Coordinate a 2 hour and half timeframe convenient for a big lot of people in time zones separated by as much as + or – nine hours, find a reliable hosting platform (kindly provided by OSRAM-SYLVANIA), and put together a virtual round-table discussion. It was a tall taskload on a very short deadline, but DVN’s international teleconference on lighting regulations took place this past Thursday with about 100 people arriving and calling-in on time and listening and participating for the duration.
This was the replacement for the panel discussion that had to be scrubbed from the end of the DVN Workshop docket because lectures ran over time. The teleconference was a terrific success; we had a wonderful meeting with substantial, thoughtful contributions by David Hines and Markus Price from NHTSA, Mike Flannagan from UMTRI, Marcin Gorzkowski from Transport Canada, Mike Larsen from GM, Dennis Novack from FCA, Barbara Wendling from VW, and numerous others.
The whole thing was steered and choreographed with grace and panache by GTB President Geoff Draper.
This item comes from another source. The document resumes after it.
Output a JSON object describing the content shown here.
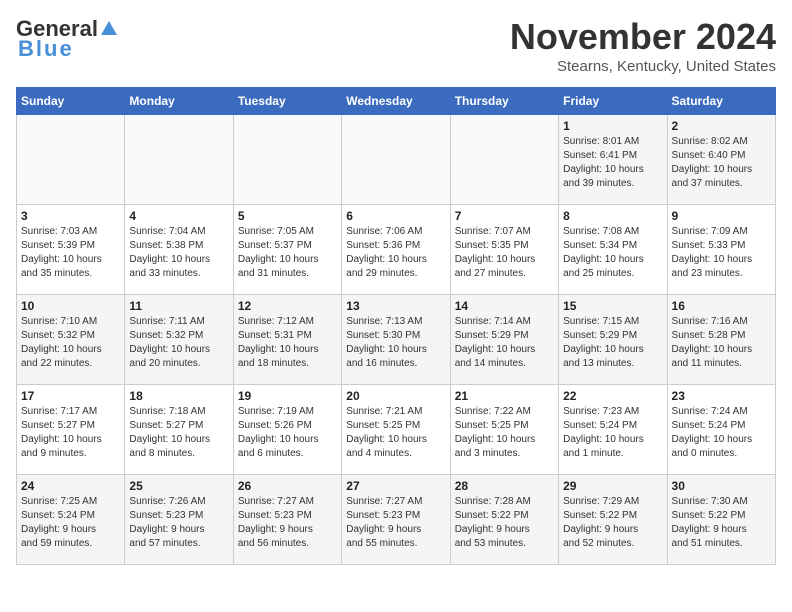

The discussion was thought-provoking and of impressively high quality all around, with refreshingly omnidirectional flow of knowledge. The present inability to put ADB on North American roads frustrates everyone involved, but it’s always easier to cope and work past a frustration when one understands the “why”, and NHTSA’s Hines and Price did a top-notch job of explaining just exactly why their agency, though keenly aware and intensely interested in the safety potential of ADB, cannot legally simply say “OK” to a North American rollout of even those systems that are already working in Europe.
The reasons aren’t arbitrary or capricious; they’re genuine and solid, and we’ll be writing about them in the coming weeks. There was in-depth technical discussion not just of the real benefits of ADB, but also of the potential for the safety benefit to come at the expense of other road users if the system doesn’t control glare well enough or can’t be repeatably demonstrated to perform in accord with objective test protocols.
The meeting was a great help for everyone to understand what we must do not only now to expedite the arrival of ADB in North America, but also in the future to make it easy and fast for the US and UN regulatory systems to synchronise when a new technology comes forward.
Surely this what we’re now witnessing is an unprecedented degree of engagement and productive discussion between US and UN practitioners.
I, along with the rest of my team, am very proud to have been able to position DVN as the fulcrum for this crucial discussion on an ongoing basis.